The reform proposal, bitterly opposed by the parliamentary opposition and many jurists, was approved with a majority of less than two-thirds of the members of each chamber. Consequently, as required by Article 138 of the Constitution, the measure was not directly promulgated, as the possibility of requesting a referendum to submit it to the voters' judgment was provided for. The popular consultation, requested both on parliamentary initiative and through a collection of signatures, was scheduled for 4 December 2016; unlike other types of referendums, a quorum regarding voter turnout is not required for constitutional referendums. (Note: For further context, see "Compendio di diritto costituzionale" (2011)) The referendum saw a high turnout, equal to 65.47% of voters, and a clear affirmation of the votes against, equal to 59.12% of valid votes. As a result, the reform (named after Renzi and Maria Elena Boschi but agreed as part of the Nazareno Pact) did not come into force. Moreover, as a consequence of the unfavourable outcome of the referendum, Renzi resigned as Prime Minister.

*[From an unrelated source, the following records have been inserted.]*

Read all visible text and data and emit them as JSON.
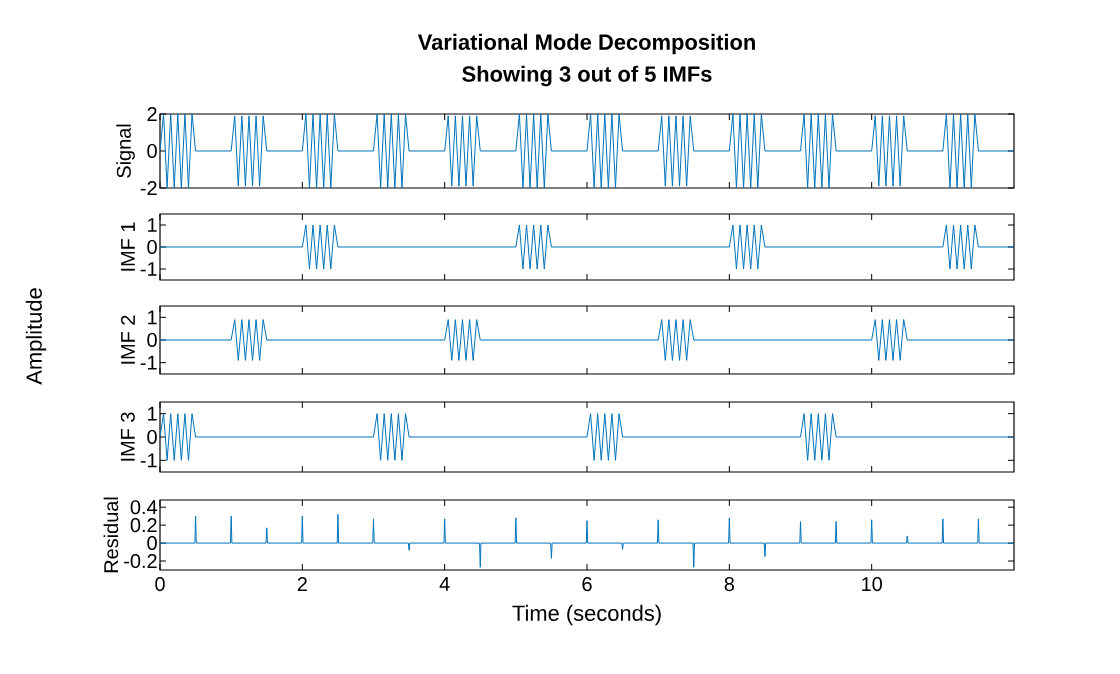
{
  "chart_data": [
    {
      "type": "line",
      "title": "Variational Mode Decomposition",
      "subtitle": "Showing 3 out of 5 IMFs",
      "ylabel": "Signal",
      "xlim": [
        0,
        12
      ],
      "xticks": [
        0,
        2,
        4,
        6,
        8,
        10
      ],
      "ylim": [
        -2,
        2
      ],
      "yticks": [
        -2,
        0,
        2
      ],
      "tick_labels": "y",
      "series": [
        {
          "color": "#0072bd",
          "x": [
            0,
            0.05,
            0.1,
            0.15,
            0.2,
            0.25,
            0.3,
            0.35,
            0.4,
            0.45,
            0.5,
            1,
            1.05,
            1.1,
            1.15,
            1.2,
            1.25,
            1.3,
            1.35,
            1.4,
            1.45,
            1.5,
            2,
            2.05,
            2.1,
            2.15,
            2.2,
            2.25,
            2.3,
            2.35,
            2.4,
            2.45,
            2.5,
            3,
            3.05,
            3.1,
            3.15,
            3.2,
            3.25,
            3.3,
            3.35,
            3.4,
            3.45,
            3.5,
            4,
            4.05,
            4.1,
            4.15,
            4.2,
            4.25,
            4.3,
            4.35,
            4.4,
            4.45,
            4.5,
            5,
            5.05,
            5.1,
            5.15,
            5.2,
            5.25,
            5.3,
            5.35,
            5.4,
            5.45,
            5.5,
            6,
            6.05,
            6.1,
            6.15,
            6.2,
            6.25,
            6.3,
            6.35,
            6.4,
            6.45,
            6.5,
            7,
            7.05,
            7.1,
            7.15,
            7.2,
            7.25,
            7.3,
            7.35,
            7.4,
            7.45,
            7.5,
            8,
            8.05,
            8.1,
            8.15,
            8.2,
            8.25,
            8.3,
            8.35,
            8.4,
            8.45,
            8.5,
            9,
            9.05,
            9.1,
            9.15,
            9.2,
            9.25,
            9.3,
            9.35,
            9.4,
            9.45,
            9.5,
            10,
            10.05,
            10.1,
            10.15,
            10.2,
            10.25,
            10.3,
            10.35,
            10.4,
            10.45,
            10.5,
            11,
            11.05,
            11.1,
            11.15,
            11.2,
            11.25,
            11.3,
            11.35,
            11.4,
            11.45,
            11.5,
            12
          ],
          "values": [
            0,
            2,
            -2,
            2,
            -2,
            2,
            -2,
            2,
            -2,
            2,
            0,
            0,
            1.9,
            -1.9,
            1.9,
            -1.9,
            1.9,
            -1.9,
            1.9,
            -1.9,
            1.9,
            0,
            0,
            2,
            -2,
            2,
            -2,
            2,
            -2,
            2,
            -2,
            2,
            0,
            0,
            2,
            -2,
            2,
            -2,
            2,
            -2,
            2,
            -2,
            2,
            0,
            0,
            1.9,
            -1.9,
            1.9,
            -1.9,
            1.9,
            -1.9,
            1.9,
            -1.9,
            1.9,
            0,
            0,
            2,
            -2,
            2,
            -2,
            2,
            -2,
            2,
            -2,
            2,
            0,
            0,
            2,
            -2,
            2,
            -2,
            2,
            -2,
            2,
            -2,
            2,
            0,
            0,
            1.9,
            -1.9,
            1.9,
            -1.9,
            1.9,
            -1.9,
            1.9,
            -1.9,
            1.9,
            0,
            0,
            2,
            -2,
            2,
            -2,
            2,
            -2,
            2,
            -2,
            2,
            0,
            0,
            2,
            -2,
            2,
            -2,
            2,
            -2,
            2,
            -2,
            2,
            0,
            0,
            1.9,
            -1.9,
            1.9,
            -1.9,
            1.9,
            -1.9,
            1.9,
            -1.9,
            1.9,
            0,
            0,
            2,
            -2,
            2,
            -2,
            2,
            -2,
            2,
            -2,
            2,
            0,
            0
          ]
        }
      ]
    },
    {
      "type": "line",
      "ylabel": "IMF 1",
      "xlim": [
        0,
        12
      ],
      "xticks": [
        0,
        2,
        4,
        6,
        8,
        10
      ],
      "ylim": [
        -1.5,
        1.5
      ],
      "yticks": [
        -1,
        0,
        1
      ],
      "tick_labels": "y",
      "series": [
        {
          "color": "#0072bd",
          "x": [
            0,
            2,
            2.05,
            2.1,
            2.15,
            2.2,
            2.25,
            2.3,
            2.35,
            2.4,
            2.45,
            2.5,
            5,
            5.05,
            5.1,
            5.15,
            5.2,
            5.25,
            5.3,
            5.35,
            5.4,
            5.45,
            5.5,
            8,
            8.05,
            8.1,
            8.15,
            8.2,
            8.25,
            8.3,
            8.35,
            8.4,
            8.45,
            8.5,
            11,
            11.05,
            11.1,
            11.15,
            11.2,
            11.25,
            11.3,
            11.35,
            11.4,
            11.45,
            11.5,
            12
          ],
          "values": [
            0,
            0,
            1,
            -1,
            1,
            -1,
            1,
            -1,
            1,
            -1,
            1,
            0,
            0,
            1,
            -1,
            1,
            -1,
            1,
            -1,
            1,
            -1,
            1,
            0,
            0,
            1,
            -1,
            1,
            -1,
            1,
            -1,
            1,
            -1,
            1,
            0,
            0,
            1,
            -1,
            1,
            -1,
            1,
            -1,
            1,
            -1,
            1,
            0,
            0
          ]
        }
      ]
    },
    {
      "type": "line",
      "ylabel": "IMF 2",
      "xlim": [
        0,
        12
      ],
      "xticks": [
        0,
        2,
        4,
        6,
        8,
        10
      ],
      "ylim": [
        -1.5,
        1.5
      ],
      "yticks": [
        -1,
        0,
        1
      ],
      "tick_labels": "y",
      "annotations": [
        "Amplitude"
      ],
      "series": [
        {
          "color": "#0072bd",
          "x": [
            0,
            1,
            1.05,
            1.1,
            1.15,
            1.2,
            1.25,
            1.3,
            1.35,
            1.4,
            1.45,
            1.5,
            4,
            4.05,
            4.1,
            4.15,
            4.2,
            4.25,
            4.3,
            4.35,
            4.4,
            4.45,
            4.5,
            7,
            7.05,
            7.1,
            7.15,
            7.2,
            7.25,
            7.3,
            7.35,
            7.4,
            7.45,
            7.5,
            10,
            10.05,
            10.1,
            10.15,
            10.2,
            10.25,
            10.3,
            10.35,
            10.4,
            10.45,
            10.5,
            12
          ],
          "values": [
            0,
            0,
            0.9,
            -0.9,
            0.9,
            -0.9,
            0.9,
            -0.9,
            0.9,
            -0.9,
            0.9,
            0,
            0,
            0.9,
            -0.9,
            0.9,
            -0.9,
            0.9,
            -0.9,
            0.9,
            -0.9,
            0.9,
            0,
            0,
            0.9,
            -0.9,
            0.9,
            -0.9,
            0.9,
            -0.9,
            0.9,
            -0.9,
            0.9,
            0,
            0,
            0.9,
            -0.9,
            0.9,
            -0.9,
            0.9,
            -0.9,
            0.9,
            -0.9,
            0.9,
            0,
            0
          ]
        }
      ]
    },
    {
      "type": "line",
      "ylabel": "IMF 3",
      "xlim": [
        0,
        12
      ],
      "xticks": [
        0,
        2,
        4,
        6,
        8,
        10
      ],
      "ylim": [
        -1.5,
        1.5
      ],
      "yticks": [
        -1,
        0,
        1
      ],
      "tick_labels": "y",
      "series": [
        {
          "color": "#0072bd",
          "x": [
            0,
            0.05,
            0.1,
            0.15,
            0.2,
            0.25,
            0.3,
            0.35,
            0.4,
            0.45,
            0.5,
            3,
            3.05,
            3.1,
            3.15,
            3.2,
            3.25,
            3.3,
            3.35,
            3.4,
            3.45,
            3.5,
            6,
            6.05,
            6.1,
            6.15,
            6.2,
            6.25,
            6.3,
            6.35,
            6.4,
            6.45,
            6.5,
            9,
            9.05,
            9.1,
            9.15,
            9.2,
            9.25,
            9.3,
            9.35,
            9.4,
            9.45,
            9.5,
            12
          ],
          "values": [
            0,
            1,
            -1,
            1,
            -1,
            1,
            -1,
            1,
            -1,
            1,
            0,
            0,
            1,
            -1,
            1,
            -1,
            1,
            -1,
            1,
            -1,
            1,
            0,
            0,
            1,
            -1,
            1,
            -1,
            1,
            -1,
            1,
            -1,
            1,
            0,
            0,
            1,
            -1,
            1,
            -1,
            1,
            -1,
            1,
            -1,
            1,
            0,
            0
          ]
        }
      ]
    },
    {
      "type": "line",
      "ylabel": "Residual",
      "xlabel": "Time (seconds)",
      "xlim": [
        0,
        12
      ],
      "xticks": [
        0,
        2,
        4,
        6,
        8,
        10
      ],
      "ylim": [
        -0.3,
        0.48
      ],
      "yticks": [
        -0.2,
        0,
        0.2,
        0.4
      ],
      "series": [
        {
          "color": "#0072bd",
          "x": [
            0,
            0.49,
            0.5,
            0.51,
            0.99,
            1,
            1.01,
            1.49,
            1.5,
            1.51,
            1.99,
            2,
            2.01,
            2.49,
            2.5,
            2.51,
            2.99,
            3,
            3.01,
            3.49,
            3.5,
            3.51,
            3.99,
            4,
            4.01,
            4.49,
            4.5,
            4.51,
            4.99,
            5,
            5.01,
            5.49,
            5.5,
            5.51,
            5.99,
            6,
            6.01,
            6.49,
            6.5,
            6.51,
            6.99,
            7,
            7.01,
            7.49,
            7.5,
            7.51,
            7.99,
            8,
            8.01,
            8.49,
            8.5,
            8.51,
            8.99,
            9,
            9.01,
            9.49,
            9.5,
            9.51,
            9.99,
            10,
            10.01,
            10.49,
            10.5,
            10.51,
            10.99,
            11,
            11.01,
            11.49,
            11.5,
            11.51,
            12
          ],
          "values": [
            0,
            0,
            0.3,
            0,
            0,
            0.3,
            0,
            0,
            0.17,
            0,
            0,
            0.3,
            0,
            0,
            0.32,
            0,
            0,
            0.27,
            0,
            0,
            -0.08,
            0,
            0,
            0.27,
            0,
            0,
            -0.27,
            0,
            0,
            0.28,
            0,
            0,
            -0.17,
            0,
            0,
            0.25,
            0,
            0,
            -0.07,
            0,
            0,
            0.26,
            0,
            0,
            -0.27,
            0,
            0,
            0.28,
            0,
            0,
            -0.15,
            0,
            0,
            0.24,
            0,
            0,
            0.24,
            0,
            0,
            0.26,
            0,
            0,
            0.08,
            0,
            0,
            0.27,
            0,
            0,
            0.27,
            0,
            0
          ]
        }
      ]
    }
  ]
}
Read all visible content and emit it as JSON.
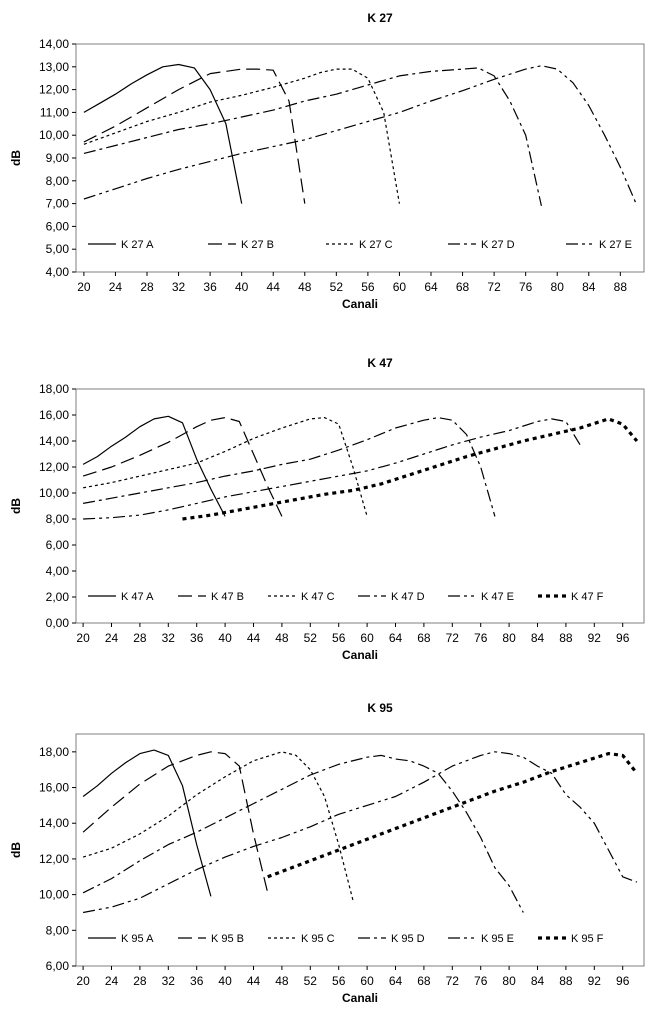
{
  "chart_data": [
    {
      "type": "line",
      "title": "K 27",
      "xlabel": "Canali",
      "ylabel": "dB",
      "xlim": [
        19,
        91
      ],
      "ylim": [
        4,
        14
      ],
      "xticks": [
        20,
        24,
        28,
        32,
        36,
        40,
        44,
        48,
        52,
        56,
        60,
        64,
        68,
        72,
        76,
        80,
        84,
        88
      ],
      "xtick_labels": [
        "20",
        "24",
        "28",
        "32",
        "36",
        "40",
        "44",
        "48",
        "52",
        "56",
        "60",
        "64",
        "68",
        "72",
        "76",
        "80",
        "84",
        "88"
      ],
      "yticks": [
        4,
        5,
        6,
        7,
        8,
        9,
        10,
        11,
        12,
        13,
        14
      ],
      "ytick_labels": [
        "4,00",
        "5,00",
        "6,00",
        "7,00",
        "8,00",
        "9,00",
        "10,00",
        "11,00",
        "12,00",
        "13,00",
        "14,00"
      ],
      "grid": false,
      "legend_position": "bottom-inside",
      "series": [
        {
          "name": "K 27 A",
          "style": "solid",
          "x": [
            20,
            22,
            24,
            26,
            28,
            30,
            32,
            34,
            36,
            38,
            40
          ],
          "y": [
            11.0,
            11.4,
            11.8,
            12.25,
            12.65,
            13.0,
            13.1,
            12.95,
            12.0,
            10.5,
            7.0
          ]
        },
        {
          "name": "K 27 B",
          "style": "long-dash",
          "x": [
            20,
            24,
            28,
            32,
            36,
            40,
            42,
            44,
            46,
            48
          ],
          "y": [
            9.7,
            10.4,
            11.2,
            12.0,
            12.7,
            12.9,
            12.9,
            12.85,
            11.5,
            7.0
          ]
        },
        {
          "name": "K 27 C",
          "style": "dotted",
          "x": [
            20,
            24,
            28,
            32,
            36,
            40,
            44,
            48,
            50,
            52,
            54,
            56,
            58,
            60
          ],
          "y": [
            9.6,
            10.1,
            10.6,
            11.0,
            11.45,
            11.75,
            12.1,
            12.5,
            12.75,
            12.9,
            12.9,
            12.5,
            11.0,
            7.0
          ]
        },
        {
          "name": "K 27 D",
          "style": "dash-dot",
          "x": [
            20,
            24,
            28,
            32,
            36,
            40,
            44,
            48,
            52,
            56,
            60,
            64,
            68,
            70,
            72,
            74,
            76,
            78
          ],
          "y": [
            9.2,
            9.55,
            9.9,
            10.25,
            10.5,
            10.8,
            11.1,
            11.5,
            11.8,
            12.2,
            12.6,
            12.8,
            12.9,
            12.95,
            12.6,
            11.5,
            10.0,
            6.9
          ]
        },
        {
          "name": "K 27 E",
          "style": "dash-dot-dot",
          "x": [
            20,
            24,
            28,
            32,
            36,
            40,
            44,
            48,
            52,
            56,
            60,
            64,
            68,
            72,
            76,
            78,
            80,
            82,
            84,
            86,
            88,
            90
          ],
          "y": [
            7.2,
            7.65,
            8.1,
            8.5,
            8.85,
            9.2,
            9.5,
            9.8,
            10.2,
            10.6,
            11.0,
            11.5,
            11.95,
            12.45,
            12.9,
            13.05,
            12.9,
            12.3,
            11.3,
            10.0,
            8.6,
            7.0
          ]
        }
      ]
    },
    {
      "type": "line",
      "title": "K 47",
      "xlabel": "Canali",
      "ylabel": "dB",
      "xlim": [
        19,
        99
      ],
      "ylim": [
        0,
        18
      ],
      "xticks": [
        20,
        24,
        28,
        32,
        36,
        40,
        44,
        48,
        52,
        56,
        60,
        64,
        68,
        72,
        76,
        80,
        84,
        88,
        92,
        96
      ],
      "xtick_labels": [
        "20",
        "24",
        "28",
        "32",
        "36",
        "40",
        "44",
        "48",
        "52",
        "56",
        "60",
        "64",
        "68",
        "72",
        "76",
        "80",
        "84",
        "88",
        "92",
        "96"
      ],
      "yticks": [
        0,
        2,
        4,
        6,
        8,
        10,
        12,
        14,
        16,
        18
      ],
      "ytick_labels": [
        "0,00",
        "2,00",
        "4,00",
        "6,00",
        "8,00",
        "10,00",
        "12,00",
        "14,00",
        "16,00",
        "18,00"
      ],
      "grid": false,
      "legend_position": "bottom-inside",
      "series": [
        {
          "name": "K 47 A",
          "style": "solid",
          "x": [
            20,
            22,
            24,
            26,
            28,
            30,
            32,
            34,
            36,
            38,
            40
          ],
          "y": [
            12.2,
            12.8,
            13.6,
            14.3,
            15.1,
            15.7,
            15.9,
            15.4,
            12.6,
            10.3,
            8.2
          ]
        },
        {
          "name": "K 47 B",
          "style": "long-dash",
          "x": [
            20,
            24,
            28,
            32,
            36,
            38,
            40,
            42,
            44,
            46,
            48
          ],
          "y": [
            11.3,
            12.0,
            12.9,
            13.9,
            15.1,
            15.6,
            15.8,
            15.5,
            13.0,
            10.5,
            8.2
          ]
        },
        {
          "name": "K 47 C",
          "style": "dotted",
          "x": [
            20,
            24,
            28,
            32,
            36,
            40,
            44,
            48,
            52,
            54,
            56,
            58,
            60
          ],
          "y": [
            10.4,
            10.8,
            11.3,
            11.8,
            12.3,
            13.2,
            14.2,
            15.0,
            15.7,
            15.8,
            15.3,
            12.0,
            8.2
          ]
        },
        {
          "name": "K 47 D",
          "style": "dash-dot",
          "x": [
            20,
            24,
            28,
            32,
            36,
            40,
            44,
            48,
            52,
            56,
            60,
            64,
            68,
            70,
            72,
            74,
            76,
            78
          ],
          "y": [
            9.2,
            9.6,
            10.0,
            10.4,
            10.8,
            11.3,
            11.7,
            12.2,
            12.6,
            13.3,
            14.1,
            15.0,
            15.6,
            15.8,
            15.6,
            14.5,
            12.0,
            8.2
          ]
        },
        {
          "name": "K 47 E",
          "style": "dash-dot-dot",
          "x": [
            20,
            24,
            28,
            32,
            36,
            40,
            44,
            48,
            52,
            56,
            60,
            64,
            68,
            72,
            76,
            80,
            84,
            86,
            88,
            90
          ],
          "y": [
            8.0,
            8.1,
            8.3,
            8.7,
            9.2,
            9.7,
            10.1,
            10.5,
            10.9,
            11.3,
            11.7,
            12.3,
            13.0,
            13.7,
            14.3,
            14.8,
            15.5,
            15.7,
            15.5,
            13.7
          ]
        },
        {
          "name": "K 47 F",
          "style": "heavy-dotted",
          "x": [
            34,
            38,
            42,
            46,
            50,
            54,
            58,
            62,
            66,
            70,
            74,
            78,
            82,
            86,
            90,
            94,
            96,
            98
          ],
          "y": [
            8.0,
            8.3,
            8.7,
            9.1,
            9.5,
            9.9,
            10.2,
            10.7,
            11.4,
            12.1,
            12.8,
            13.4,
            14.0,
            14.5,
            15.0,
            15.7,
            15.3,
            14.0
          ]
        }
      ]
    },
    {
      "type": "line",
      "title": "K 95",
      "xlabel": "Canali",
      "ylabel": "dB",
      "xlim": [
        19,
        99
      ],
      "ylim": [
        6,
        19
      ],
      "xticks": [
        20,
        24,
        28,
        32,
        36,
        40,
        44,
        48,
        52,
        56,
        60,
        64,
        68,
        72,
        76,
        80,
        84,
        88,
        92,
        96
      ],
      "xtick_labels": [
        "20",
        "24",
        "28",
        "32",
        "36",
        "40",
        "44",
        "48",
        "52",
        "56",
        "60",
        "64",
        "68",
        "72",
        "76",
        "80",
        "84",
        "88",
        "92",
        "96"
      ],
      "yticks": [
        6,
        8,
        10,
        12,
        14,
        16,
        18
      ],
      "ytick_labels": [
        "6,00",
        "8,00",
        "10,00",
        "12,00",
        "14,00",
        "16,00",
        "18,00"
      ],
      "grid": false,
      "legend_position": "bottom-inside",
      "series": [
        {
          "name": "K 95 A",
          "style": "solid",
          "x": [
            20,
            22,
            24,
            26,
            28,
            30,
            32,
            34,
            36,
            38
          ],
          "y": [
            15.5,
            16.1,
            16.8,
            17.4,
            17.9,
            18.1,
            17.8,
            16.1,
            12.8,
            9.9
          ]
        },
        {
          "name": "K 95 B",
          "style": "long-dash",
          "x": [
            20,
            24,
            28,
            32,
            36,
            38,
            40,
            42,
            44,
            46
          ],
          "y": [
            13.5,
            14.9,
            16.2,
            17.2,
            17.8,
            18.0,
            17.9,
            17.2,
            13.4,
            10.1
          ]
        },
        {
          "name": "K 95 C",
          "style": "dotted",
          "x": [
            20,
            24,
            28,
            32,
            36,
            40,
            44,
            48,
            50,
            52,
            54,
            56,
            58
          ],
          "y": [
            12.1,
            12.6,
            13.4,
            14.4,
            15.6,
            16.6,
            17.5,
            18.0,
            17.8,
            17.0,
            15.5,
            12.8,
            9.7
          ]
        },
        {
          "name": "K 95 D",
          "style": "dash-dot",
          "x": [
            20,
            24,
            28,
            32,
            36,
            40,
            44,
            48,
            52,
            56,
            60,
            62,
            64,
            66,
            68,
            70,
            72,
            74,
            76,
            78,
            80,
            82
          ],
          "y": [
            10.1,
            10.9,
            11.9,
            12.8,
            13.5,
            14.3,
            15.1,
            15.9,
            16.7,
            17.3,
            17.7,
            17.8,
            17.6,
            17.5,
            17.2,
            16.8,
            15.8,
            14.6,
            13.2,
            11.5,
            10.5,
            9.0
          ]
        },
        {
          "name": "K 95 E",
          "style": "dash-dot-dot",
          "x": [
            20,
            24,
            28,
            32,
            36,
            40,
            44,
            48,
            52,
            56,
            60,
            64,
            68,
            72,
            76,
            78,
            80,
            82,
            84,
            86,
            88,
            90,
            92,
            94,
            96,
            98
          ],
          "y": [
            9.0,
            9.3,
            9.8,
            10.6,
            11.4,
            12.1,
            12.7,
            13.2,
            13.8,
            14.5,
            15.0,
            15.5,
            16.3,
            17.2,
            17.8,
            18.0,
            17.9,
            17.7,
            17.2,
            16.8,
            15.6,
            14.9,
            14.0,
            12.5,
            11.0,
            10.7
          ]
        },
        {
          "name": "K 95 F",
          "style": "heavy-dotted",
          "x": [
            46,
            50,
            54,
            58,
            62,
            66,
            70,
            74,
            78,
            82,
            86,
            90,
            94,
            96,
            98
          ],
          "y": [
            11.0,
            11.6,
            12.2,
            12.8,
            13.4,
            14.0,
            14.6,
            15.2,
            15.8,
            16.3,
            16.9,
            17.4,
            17.9,
            17.8,
            16.8
          ]
        }
      ]
    }
  ]
}
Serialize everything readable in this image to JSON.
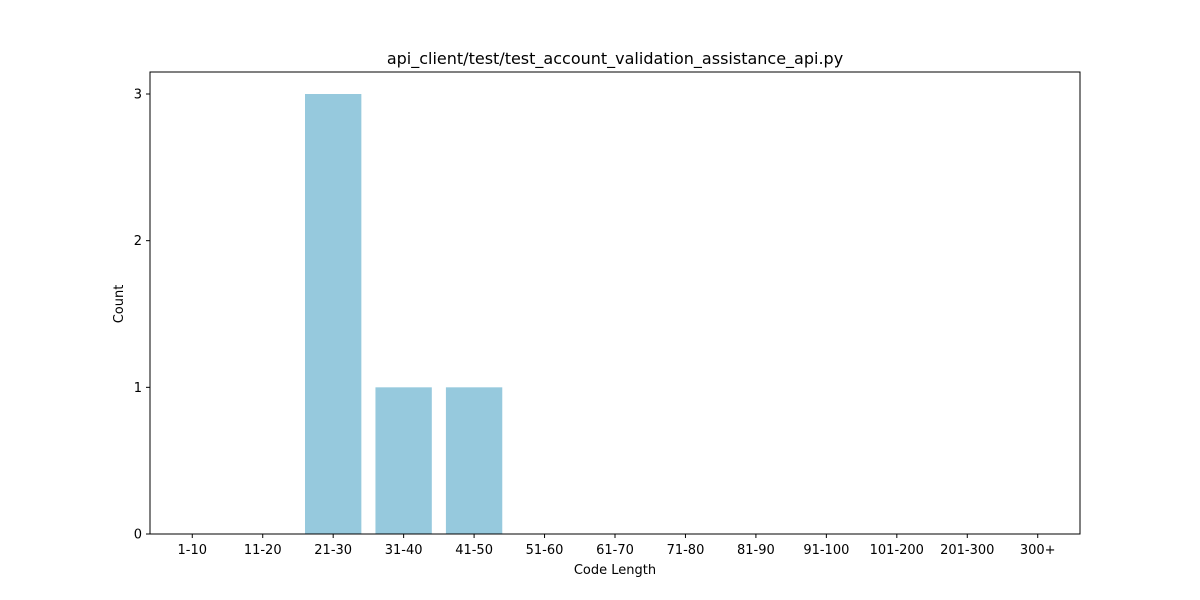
{
  "chart_data": {
    "type": "bar",
    "title": "api_client/test/test_account_validation_assistance_api.py",
    "xlabel": "Code Length",
    "ylabel": "Count",
    "categories": [
      "1-10",
      "11-20",
      "21-30",
      "31-40",
      "41-50",
      "51-60",
      "61-70",
      "71-80",
      "81-90",
      "91-100",
      "101-200",
      "201-300",
      "300+"
    ],
    "values": [
      0,
      0,
      3,
      1,
      1,
      0,
      0,
      0,
      0,
      0,
      0,
      0,
      0
    ],
    "ylim": [
      0,
      3.15
    ],
    "yticks": [
      0,
      1,
      2,
      3
    ],
    "grid": false,
    "bar_color": "#96c9dd"
  }
}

== Hypotheses about the agreement's further contents ==
The Nazareno Pact fueled numerous hypotheses and theories about possible further contents of the agreement that were kept secret. These hypotheses were advanced by various journalists and commentators, as well as some opposition parties, such as the M5S, which presented parliamentary questions and filed complaints with the prosecutor's office. In particular, Beppe Grillo declared that the agreement would be a sort of "safe conduct" for Berlusconi and his companies in exchange for FI's votes, which were essential for the Renzi government to implement its reform programme. Other complaints arose within the PD due to Verdini's role as intermediary in the agreement, as did the veto on Romano Prodi as president of Italy.